The government through the DFT has been the driving force to set the timetable for ‘Flight Plus’ being in place for summer 2012 holiday sales. While its implementation has proven to be challenging, the CAA is committed to supporting the application of the new Atol Regulations 2012 with the co-operation of the vast majority of the travel industry.
The practical difficulties in putting in place compliant agency agreements fully for all transactions liable to Atol protection together with the influx of new Flight-Plus Atol applicants had led to an extension being granted by the CAA to May 31 from the original  April 30 introduction.

However this additional month has left many travel businesses, including some existing full Atol holders, still struggling to comply.

In practice, the management of multiple agency relationships, in particular those involving airlines in the middle of the busy pre summer booking period, has left many in the industry with significant outstanding agreements. This has left confusion as to how to account for these agency sales from 1 June and fears that there may inadvertently be technical breaches of the regulations.

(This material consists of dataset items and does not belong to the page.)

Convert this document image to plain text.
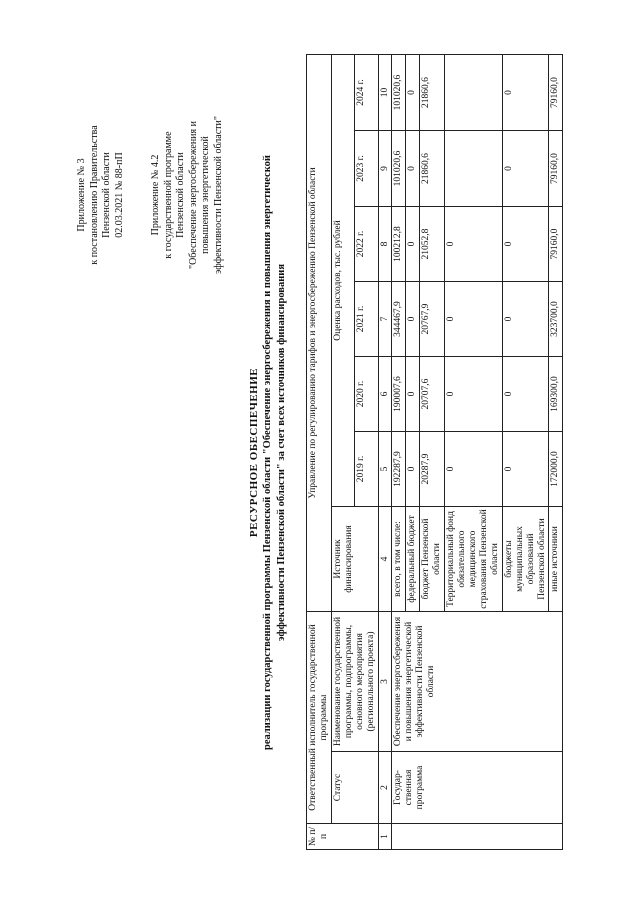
Приложение № 3 к постановлению Правительства Пензенской области 02.03.2021 № 88-пП	Приложение № 4.2 к государственной программе Пензенской области "Обеспечение энергосбережения и повышения энергетической эффективности Пензенской области"
РЕСУРСНОЕ ОБЕСПЕЧЕНИЕ реализации государственной программы Пензенской области "Обеспечение энергосбережения и повышения энергетической эффективности Пензенской области" за счет всех источников финансирования
№ п/п	Ответственный исполнитель государственной программы		Управление по регулированию тарифов и энергосбережению Пензенской области						
	Статус	Наименование государственной программы, подпрограммы, основного мероприятия (регионального проекта)	Источник финансирования	Оценка расходов, тыс. рублей					
				2019 г.	2020 г.	2021 г.	2022 г.	2023 г.	2024 г.
1	2	3	4	5	6	7	8	9	10
	Государ- ственная программа	Обеспечение энергосбережения и повышения энергетической эффективности Пензенской области	всего, в том числе:	192287,9	190007,6	344467,9	100212,8	101020,6	101020,6
			федеральный бюджет	0	0	0	0	0	0
			бюджет Пензенской области	20287,9	20707,6	20767,9	21052,8	21860,6	21860,6
			Территориальный фонд обязательного медицинского страхования Пензенской области	0	0	0	0		
			бюджеты муниципальных образований Пензенской области	0	0	0	0	0	0
			иные источники	172000,0	169300,0	323700,0	79160,0	79160,0	79160,0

The introduction of the new Atol Certificates has been deferred to October 1 to allow for business systems and procedures to be amended to cope with the changes required. This has been a welcome recognition of the resourcing requirements facing businesses and perhaps a more realistic timeframe in which to allow the full implementation of the new Atol regulations which represent a wholesale change to the recognition of the characteristics of individual sales transactions.

Alongside many fellow industry professionals we have been working closely with our travel industry clients to assist with their interpretation of the new regulations to their own business cycles using the practical guidance from industry bodies such as ABTA and the newly accredited ‘Flight Plus’ bodies.

The most common challenge encountered has not been the willingness to comply but the difficulties in negotiating in many cases new agency agreements and in particular working through the supply chain to encompass written agreements between sub agents and Atol holders.

With an estimated 2000 new agency ‘Flight Plus’ Atols being required, there has equally been time challenges in securing these arrangements with the pressures of such an influx of applicants on Atol Flight Plus providers.

The collapse of the bonding market following the introduction of APC in April 2008 has provided a further financial challenge for those seeking a full Atol at a time when access to finance has never been more restricted and merchant facilities are equally hard to source economically.

As a result of the legitimate delays in readying travel businesses for these major changes I believe that over the next few months the CAA will remain reluctant to enforce the full rigour of the new Atol regulations where there is clear evidence that the process of compliance by Atol holders and applicants is in progress though they will be unable to publicise such leniency.

However with a sea change in the scale of Atol protected travel agencies, it will be harder for those not attempting to apply the regulations to remain below the radar and I fully expect the CAA to take firm action against any such businesses using the wide powers vested with them.